Von Tonia Koch | 11.09.2018
    Das Bild zeigt das Logo und den Schriftzug des EuGH, des Europäischen Gerichtshofs in Luxemburg.
    Der EuGH will dafür sorgen, dass die gültige europäische Gleichbehandlungsrichtlinie überall in der EU umgesetzt wird. (dpa)
    Bereits im Mai dieses Jahres hat der Generalanwalt des Europäischen Gerichtshofes zum Fall des Düsseldorfer Chefarztes erklärt, die Kündigung sei nicht rechtens. Und zwar aus zweierlei Gründen: Zum einen verstoße diese gegen das in der EU geltende Diskriminierungsverbot aus religiösen Gründen. Und zum zweiten wurde vom Gericht die Relevanz des kirchlichen Selbstverständnisses infrage gestellt. Denn für die Ausübung des Arztberufes sei es nicht erforderlich, dass dieser der kirchlichen Überzeugung zustimmt, dass die Ehe als unauflöslich gilt. Beides seien starke Argumente, die einer rechtmäßigen Kündigung entgegenstünden, sagt der Leiter der Tübinger Forschungsstelle für kirchliches Arbeitsrecht, Hermann Reichold.
    "Kündigung aus Gründen die mit dem eigentlichen Job, also mit der Aufgabe, die er arbeitsrechtlich zu erledigen hat, nichts zu tun hat, das ist ein No-Go für das weltliche Arbeitsrecht. In aller Regel geht das gar nicht, in der katholischen Kirche ging das bislang. Und hier hat der Europäische Gerichtshof meines Erachtens zu Recht gesagt, das können wir so nicht mitmachen."
    Privatleben ist nicht privat
    Der Gerichtshof muss den Empfehlungen des Generalanwaltes nicht folgen, aber in aller Regel tut er das. Von daher sei heute zu erwarten, dass der Gerichtshof die Position des Generalanwaltes stützt. Denn der EuGH müsse dafür sorgen, dass die gültige europäische Gleichbehandlungsrichtlinie überall in der EU umgesetzt werde, so Reichold.
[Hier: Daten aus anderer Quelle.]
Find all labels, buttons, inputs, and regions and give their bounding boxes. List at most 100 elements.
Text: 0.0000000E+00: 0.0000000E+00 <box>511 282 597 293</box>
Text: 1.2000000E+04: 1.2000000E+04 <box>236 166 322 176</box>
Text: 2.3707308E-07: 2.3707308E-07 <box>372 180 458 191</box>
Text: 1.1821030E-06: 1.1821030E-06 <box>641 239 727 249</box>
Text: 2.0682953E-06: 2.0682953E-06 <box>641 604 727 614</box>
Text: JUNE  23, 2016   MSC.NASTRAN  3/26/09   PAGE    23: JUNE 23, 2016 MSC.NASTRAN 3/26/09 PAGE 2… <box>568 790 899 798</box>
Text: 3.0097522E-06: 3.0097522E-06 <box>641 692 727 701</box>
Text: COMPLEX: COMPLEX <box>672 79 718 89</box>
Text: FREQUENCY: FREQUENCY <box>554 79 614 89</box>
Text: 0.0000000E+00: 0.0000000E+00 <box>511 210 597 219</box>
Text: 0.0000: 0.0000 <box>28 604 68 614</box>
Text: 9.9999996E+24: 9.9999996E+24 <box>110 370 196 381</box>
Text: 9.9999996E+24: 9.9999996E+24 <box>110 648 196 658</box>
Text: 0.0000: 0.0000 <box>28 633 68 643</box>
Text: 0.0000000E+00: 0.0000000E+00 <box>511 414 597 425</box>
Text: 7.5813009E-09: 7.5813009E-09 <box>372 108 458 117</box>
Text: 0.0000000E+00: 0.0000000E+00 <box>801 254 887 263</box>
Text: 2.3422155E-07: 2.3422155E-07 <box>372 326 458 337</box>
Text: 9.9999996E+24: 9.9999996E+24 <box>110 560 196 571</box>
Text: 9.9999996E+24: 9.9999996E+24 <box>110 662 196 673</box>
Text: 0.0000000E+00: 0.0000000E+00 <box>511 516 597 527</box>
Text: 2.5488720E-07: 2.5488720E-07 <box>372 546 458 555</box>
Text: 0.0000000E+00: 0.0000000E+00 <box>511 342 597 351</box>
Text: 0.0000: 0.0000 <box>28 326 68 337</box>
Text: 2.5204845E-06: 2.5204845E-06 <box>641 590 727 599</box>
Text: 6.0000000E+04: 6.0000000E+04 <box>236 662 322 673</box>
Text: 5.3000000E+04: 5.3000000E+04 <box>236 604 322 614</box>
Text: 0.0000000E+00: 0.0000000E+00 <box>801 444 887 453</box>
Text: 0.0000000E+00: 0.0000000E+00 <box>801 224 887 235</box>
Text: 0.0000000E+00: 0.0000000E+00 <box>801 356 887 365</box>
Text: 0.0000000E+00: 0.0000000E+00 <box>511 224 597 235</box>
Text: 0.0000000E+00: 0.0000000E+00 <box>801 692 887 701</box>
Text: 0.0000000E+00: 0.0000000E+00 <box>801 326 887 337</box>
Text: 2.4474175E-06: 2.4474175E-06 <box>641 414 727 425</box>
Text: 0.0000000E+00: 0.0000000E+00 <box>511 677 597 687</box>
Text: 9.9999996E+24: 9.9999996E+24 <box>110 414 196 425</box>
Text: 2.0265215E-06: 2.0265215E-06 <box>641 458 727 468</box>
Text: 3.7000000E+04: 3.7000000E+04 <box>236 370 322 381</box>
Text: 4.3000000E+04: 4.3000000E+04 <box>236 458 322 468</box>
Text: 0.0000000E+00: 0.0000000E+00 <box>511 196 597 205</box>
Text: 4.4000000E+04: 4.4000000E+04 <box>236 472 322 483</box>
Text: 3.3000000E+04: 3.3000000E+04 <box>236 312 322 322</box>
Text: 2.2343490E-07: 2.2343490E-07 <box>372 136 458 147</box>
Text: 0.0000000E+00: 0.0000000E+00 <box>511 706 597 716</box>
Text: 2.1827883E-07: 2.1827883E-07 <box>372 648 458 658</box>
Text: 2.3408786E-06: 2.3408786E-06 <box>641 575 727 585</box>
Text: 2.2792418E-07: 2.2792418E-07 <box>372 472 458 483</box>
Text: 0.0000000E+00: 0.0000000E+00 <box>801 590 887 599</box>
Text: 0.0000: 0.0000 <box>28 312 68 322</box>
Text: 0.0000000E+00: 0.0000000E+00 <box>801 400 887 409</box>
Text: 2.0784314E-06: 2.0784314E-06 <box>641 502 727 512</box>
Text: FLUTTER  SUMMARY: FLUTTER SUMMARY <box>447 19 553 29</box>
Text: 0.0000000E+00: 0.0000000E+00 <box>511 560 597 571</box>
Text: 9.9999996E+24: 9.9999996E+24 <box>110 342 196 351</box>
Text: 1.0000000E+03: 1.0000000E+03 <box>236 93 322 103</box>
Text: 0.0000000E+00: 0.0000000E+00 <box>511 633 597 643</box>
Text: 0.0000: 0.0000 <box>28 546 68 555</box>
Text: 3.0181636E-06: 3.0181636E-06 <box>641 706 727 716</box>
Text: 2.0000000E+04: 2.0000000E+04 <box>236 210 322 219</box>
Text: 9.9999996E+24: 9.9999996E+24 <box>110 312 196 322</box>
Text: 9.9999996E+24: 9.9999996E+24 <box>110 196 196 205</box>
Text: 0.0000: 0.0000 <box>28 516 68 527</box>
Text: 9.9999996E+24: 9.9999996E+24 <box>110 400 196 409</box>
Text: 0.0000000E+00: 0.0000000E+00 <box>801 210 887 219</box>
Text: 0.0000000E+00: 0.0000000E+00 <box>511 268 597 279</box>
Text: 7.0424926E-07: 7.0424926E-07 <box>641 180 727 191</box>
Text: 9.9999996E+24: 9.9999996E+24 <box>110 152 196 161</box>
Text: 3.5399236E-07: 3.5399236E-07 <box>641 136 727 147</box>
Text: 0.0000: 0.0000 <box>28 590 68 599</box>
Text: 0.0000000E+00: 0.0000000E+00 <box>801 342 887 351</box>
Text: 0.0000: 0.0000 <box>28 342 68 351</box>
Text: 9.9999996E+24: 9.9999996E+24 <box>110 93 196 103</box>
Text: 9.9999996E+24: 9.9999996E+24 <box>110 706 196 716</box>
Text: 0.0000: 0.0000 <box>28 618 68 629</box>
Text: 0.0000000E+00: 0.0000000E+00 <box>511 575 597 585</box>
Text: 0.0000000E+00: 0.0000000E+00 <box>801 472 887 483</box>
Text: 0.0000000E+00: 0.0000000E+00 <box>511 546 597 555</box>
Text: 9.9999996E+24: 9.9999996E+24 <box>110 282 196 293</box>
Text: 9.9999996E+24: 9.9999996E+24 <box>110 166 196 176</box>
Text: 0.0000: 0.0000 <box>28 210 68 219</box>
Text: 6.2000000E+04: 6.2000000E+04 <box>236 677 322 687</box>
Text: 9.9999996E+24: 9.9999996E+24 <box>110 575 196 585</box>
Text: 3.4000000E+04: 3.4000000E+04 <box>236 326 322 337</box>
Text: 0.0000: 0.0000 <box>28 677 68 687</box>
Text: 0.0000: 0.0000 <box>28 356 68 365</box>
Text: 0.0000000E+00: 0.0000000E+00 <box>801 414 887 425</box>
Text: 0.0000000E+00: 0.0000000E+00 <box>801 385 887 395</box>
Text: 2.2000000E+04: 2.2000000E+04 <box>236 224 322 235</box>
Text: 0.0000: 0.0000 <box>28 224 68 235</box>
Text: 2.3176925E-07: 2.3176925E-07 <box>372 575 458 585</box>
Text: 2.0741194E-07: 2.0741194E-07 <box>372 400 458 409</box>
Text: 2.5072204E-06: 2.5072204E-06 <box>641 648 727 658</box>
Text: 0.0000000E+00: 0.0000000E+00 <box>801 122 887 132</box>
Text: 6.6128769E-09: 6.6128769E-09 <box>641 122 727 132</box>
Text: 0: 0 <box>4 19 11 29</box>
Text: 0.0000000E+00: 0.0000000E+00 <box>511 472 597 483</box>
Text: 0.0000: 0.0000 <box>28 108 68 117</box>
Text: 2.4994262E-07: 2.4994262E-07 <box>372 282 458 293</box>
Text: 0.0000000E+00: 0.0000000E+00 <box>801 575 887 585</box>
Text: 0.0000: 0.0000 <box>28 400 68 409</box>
    Er sagt: "Es kann nicht sein, dass sie in der katholischen Kirche keine Wirksamkeit entfaltet. Allein das Privatverhalten, das keinerlei Einfluss auf die beruflich fachliche Leistung ausübt zum Kündigungsgrund zu machen, das wird mit europäischem Recht nicht mehr zu machen sein und es gibt genügend fortschrittliche Menschen in der katholischen Kirche, die selbstverständlich diese Rechtsprechung begrüßen werden."
    Vertreter der katholischen Kirche wollten sich im Vorfeld des Urteils zum vermeintlichen Loyalitätsverstoß ihres Mitarbeiters nicht äußern. Der Rechtsstreit währt bereits seit 2008. Seinerzeit ließ sich der Arzt nach seiner Scheidung erneut standesamtlich trauen und wurde daraufhin vom kirchlichen Arbeitgeber gekündigt. Heute wäre das wohl kaum mehr möglich, glaubt der Tübinger Arbeitsrechtler, Hermann Reichold. Denn bereits 2015 hat die katholische Kirche eine Liberalisierung ihrer Arbeitsverhältnisse beschlossen.
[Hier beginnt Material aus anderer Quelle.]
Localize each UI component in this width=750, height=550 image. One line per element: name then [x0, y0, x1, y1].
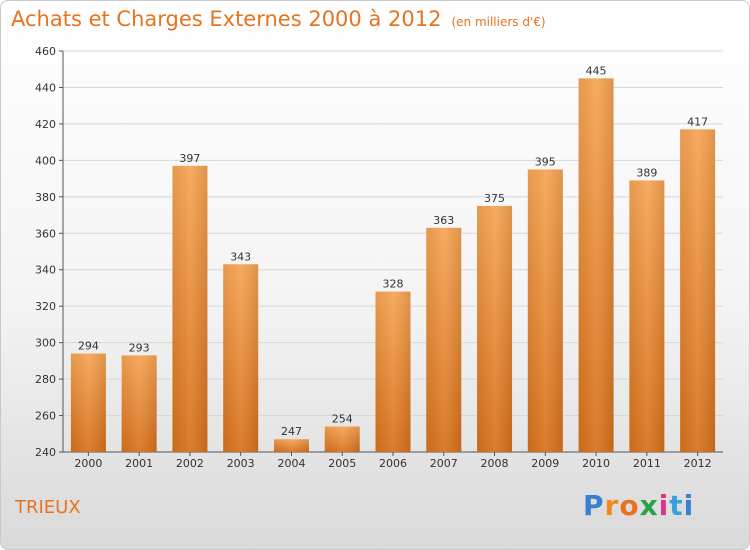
y-tick-label: 340	[35, 264, 56, 277]
location-label: TRIEUX	[15, 497, 81, 518]
bar-shade	[121, 355, 157, 452]
y-tick-label: 320	[35, 300, 56, 313]
x-tick-label: 2003	[227, 457, 255, 470]
bar-shade	[527, 169, 563, 452]
logo-letter: o	[619, 489, 640, 522]
bar-value-label: 445	[586, 64, 607, 77]
bar-shade	[426, 227, 462, 452]
bar-shade	[324, 426, 360, 452]
x-tick-label: 2009	[531, 457, 559, 470]
chart-title-text: Achats et Charges Externes 2000 à 2012	[11, 7, 442, 31]
x-tick-label: 2010	[582, 457, 610, 470]
x-tick-label: 2002	[176, 457, 204, 470]
y-tick-label: 380	[35, 191, 56, 204]
x-tick-label: 2001	[125, 457, 153, 470]
proxiti-logo: Proxiti	[583, 489, 694, 522]
x-tick-label: 2011	[633, 457, 661, 470]
y-tick-label: 420	[35, 118, 56, 131]
bar-value-label: 363	[433, 214, 454, 227]
x-tick-label: 2008	[481, 457, 509, 470]
bar-shade	[70, 353, 106, 452]
bar-value-label: 343	[230, 250, 251, 263]
x-tick-label: 2000	[74, 457, 102, 470]
bar-value-label: 395	[535, 155, 556, 168]
bar-shade	[477, 205, 513, 452]
bar-value-label: 397	[179, 152, 200, 165]
bar-value-label: 293	[129, 341, 150, 354]
x-tick-label: 2005	[328, 457, 356, 470]
bar-value-label: 389	[636, 166, 657, 179]
x-tick-label: 2007	[430, 457, 458, 470]
chart-title: Achats et Charges Externes 2000 à 2012 (e…	[11, 7, 546, 31]
chart-unit-note: (en milliers d'€)	[451, 15, 546, 29]
bar-shade	[273, 439, 309, 452]
bar-shade	[172, 165, 208, 452]
y-tick-label: 280	[35, 373, 56, 386]
logo-letter: r	[604, 489, 620, 522]
y-tick-label: 400	[35, 154, 56, 167]
bar-shade	[680, 129, 716, 453]
y-tick-label: 300	[35, 337, 56, 350]
logo-letter: i	[683, 489, 695, 522]
logo-letter: P	[583, 489, 605, 522]
y-tick-label: 440	[35, 81, 56, 94]
bar-value-label: 375	[484, 192, 505, 205]
x-tick-label: 2004	[277, 457, 305, 470]
y-tick-label: 260	[35, 410, 56, 423]
y-tick-label: 360	[35, 227, 56, 240]
bar-value-label: 247	[281, 425, 302, 438]
bar-shade	[375, 291, 411, 452]
x-tick-label: 2006	[379, 457, 407, 470]
bar-value-label: 294	[78, 340, 99, 353]
bar-value-label: 254	[332, 412, 353, 425]
bar-value-label: 328	[383, 278, 404, 291]
logo-letter: x	[639, 489, 659, 522]
bar-value-label: 417	[687, 115, 708, 128]
logo-letter: i	[658, 489, 670, 522]
y-tick-label: 240	[35, 446, 56, 459]
bar-shade	[629, 180, 665, 452]
bar-shade	[223, 264, 259, 452]
y-tick-label: 460	[35, 45, 56, 58]
bar-shade	[578, 78, 614, 452]
logo-letter: t	[669, 489, 684, 522]
x-tick-label: 2012	[684, 457, 712, 470]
    "Nach dieser neuen Grundordnung hätte dieser Chefarzt gerade nicht mehr gekündigt werden können, warum, weil kein öffentliches Ärgernis, was jetzt gefordert wird, in irgendeiner Weise ersichtlich war. In diesem Klinikum in dem er übrigens heute noch arbeitet, trotz der Prozesslawine, dieses Klinikum war von ihm als Arzt nie enttäuscht worden, davon gehe ich jedenfalls aus. Dieses Klinikum hatte ihn als Internist gebraucht und es braucht ihn auch weiterhin ganz offenischtlich."
    Bundesverfassungsgericht bestätigte die Kirche
    Mehrere deutsche Arbeitsgerichte und das Bundesverfassungsgericht haben sich zwischenzeitlich mit dem Fall befasst. Letzteres stärkte der Kirche 2014 den Rücken. Es bestätigte erneut das verfassungsmäßig garantierte Selbstbestimmungsrecht der Kirchen. Die Karlsruher Richter führten in ihrem Urteil aus, dass die Kirchen in Deutschland das Maß an Loyalität, das sie von ihren Mitarbeitern verlangen, nach eigenem Ermessen festlegen dürfen.
    Der Europäische Gerichtshof teilt diese Auflassung nur bedingt. Er stellt zwar die Autonomie der Kirchen nicht grundsätzlich in Frage, aber der EuGH hat in vorangegangenen Entscheidungen bereits deutlich gemacht, dass bei der Ausübung dieses Selbstbestimmungsrechtes die Verhältnismäßigkeit zu wahren sei. Ein kirchlicher Arbeitgeber müsse prüfen, welche Voraussetzungen für eine Tätigkeit in seinem Umfeld tatsächlich erforderlich seien. Sie einfach zu diktieren, ginge nicht. Und vieles spricht dafür, dass der Gerichtshof auch im Fall des Düsseldorfer Arztes heute ähnlich urteilen wird.